Christina Schmid
Konzeption und Gestaltung

Freundinnen

Ich liege wach und denk an dich. Und dass dir dein Papa mal vorgeschlagen hat, du könntest mir eine Zitrone schicken, damit ich wenigstens weiß, dass du sauer bist. Das hast du mir geschrieben, da waren wir vielleicht zwölf.

Wann fing es an, dass Freundschaften kompliziert wurden? Vielleicht waren sie das schon im Sandkasten, als ganz klar war, dass es nur eine beste Freundin geben kann. Wir wohnten in einer Straße, du vorne an der Kurve, ich ganz hinten im letzten Haus vor der Wiese, die bald bebaut werden sollte. Noch gehörte die Wiese uns und die Straße unseren Parcours aus Kreide, für unsere Dreiräder und Bobbycars. Wir trafen uns bei dir oder bei mir und wenn es Zeit war, uns zu verabschieden, begleiteten wir uns noch ein Stück nach Hause. Manchmal dreimal hin und her, um irgendwann in der Mitte Tschüss zu sagen, bis morgen. Einmal, als dein Papa dabei war, mit Abschiedskuss, das war seine Idee und fanden wir komisch.

Klar gab es andere Freundinnen. Monja oder Anna von gegenüber, die du nicht mochtest. Du warst meine Nummer eins und trotzdem immer ein bisschen eifersüchtig. Als ich ein Jahr vor dir in die Schule kam, bist du mit deinen Eltern weggezogen. Wir wurden Brieffreundinnen, besuchten uns viermal im Jahr und der Platz der besten Freundin wurde frei. Er wurde immer wieder neu besetzt, doch keine blieb, so ist es bis heute. Nur du.

Was hält uns zusammen?
Wir sind so verschieden.

Du kamst zu keiner meiner Partys, meine Freunde schüchterten dich ein. Oder interessierten dich nicht. Deine mich ja auch nicht. Bis auf einen, deinen Tanzpartner, der uns beide geküsst hat. Mich mit achtzehn, dich mit dreißig. Es geht nur um uns zwei. Beste Freundinnen, in guten wie in schlechten Zeiten, durch alle Lebensphasen. Mit langen Pausen, die den Alltag raushalten aus dieser Freundschaft.

Einmal dann richtig lange Funkstille und einsilbige Antworten auf meine Fragen. Nach meiner Hochzeit, bei der spontan eine andere Trauzeugin war. Auch diese Freundschaft währte nicht lang – zu empfindlich und explosiv, zu verschieden und doch zu gleich.

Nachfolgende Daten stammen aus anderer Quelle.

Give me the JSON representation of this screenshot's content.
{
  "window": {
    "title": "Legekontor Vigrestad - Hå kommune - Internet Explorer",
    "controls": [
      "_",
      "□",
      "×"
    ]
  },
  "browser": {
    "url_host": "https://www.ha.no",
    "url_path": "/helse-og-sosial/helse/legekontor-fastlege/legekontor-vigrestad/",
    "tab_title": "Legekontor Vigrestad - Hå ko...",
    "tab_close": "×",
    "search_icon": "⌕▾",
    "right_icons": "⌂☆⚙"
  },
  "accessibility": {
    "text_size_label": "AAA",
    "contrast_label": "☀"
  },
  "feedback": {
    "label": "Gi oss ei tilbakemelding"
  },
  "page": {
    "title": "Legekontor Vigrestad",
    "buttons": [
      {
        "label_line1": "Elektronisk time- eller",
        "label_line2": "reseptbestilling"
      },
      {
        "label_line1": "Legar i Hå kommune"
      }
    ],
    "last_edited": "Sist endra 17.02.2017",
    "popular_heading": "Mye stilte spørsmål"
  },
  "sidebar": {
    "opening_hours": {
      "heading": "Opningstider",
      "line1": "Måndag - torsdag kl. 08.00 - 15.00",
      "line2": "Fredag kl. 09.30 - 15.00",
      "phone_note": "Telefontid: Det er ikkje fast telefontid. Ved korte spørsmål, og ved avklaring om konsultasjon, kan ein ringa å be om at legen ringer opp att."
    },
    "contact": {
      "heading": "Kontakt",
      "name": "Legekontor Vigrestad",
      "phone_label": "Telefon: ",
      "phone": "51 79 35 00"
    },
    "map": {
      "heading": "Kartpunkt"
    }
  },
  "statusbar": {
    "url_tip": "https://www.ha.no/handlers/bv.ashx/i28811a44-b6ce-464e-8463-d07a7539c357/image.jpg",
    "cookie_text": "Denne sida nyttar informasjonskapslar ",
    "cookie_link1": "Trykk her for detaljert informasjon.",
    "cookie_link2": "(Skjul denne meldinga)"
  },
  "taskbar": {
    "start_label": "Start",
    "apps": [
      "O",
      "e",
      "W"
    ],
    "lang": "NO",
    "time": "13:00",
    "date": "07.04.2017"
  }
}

Manchmal sprichst du bitter, wie deine Mutter, der du scheinbar nie genügen konntest. Und ich manchmal pragmatisch wie meine, der ich nie richtig nah sein konnte. Beide sind wir doch mehr wie unsere Väter, die wir lieben. Wir suchten nach Männern wie ihnen.

Jetzt strampelt mein Kind neben mir und du wohnst in einem Haus mit einem Arzt und seinen zwei Kindern. Du hast den Vormietern den Rasenmäher abgekauft, einen neuen Job und einen Stall für deine zwei Pferde gefunden. Dein zweites Pferd habe ich noch nicht kennengelernt, auch nicht den Arzt. Und du nicht mein Kind.

Kennen wir uns noch? Unser Leben überholt uns in diesem Jahr, in dem der Rest der Welt den Atem anhält.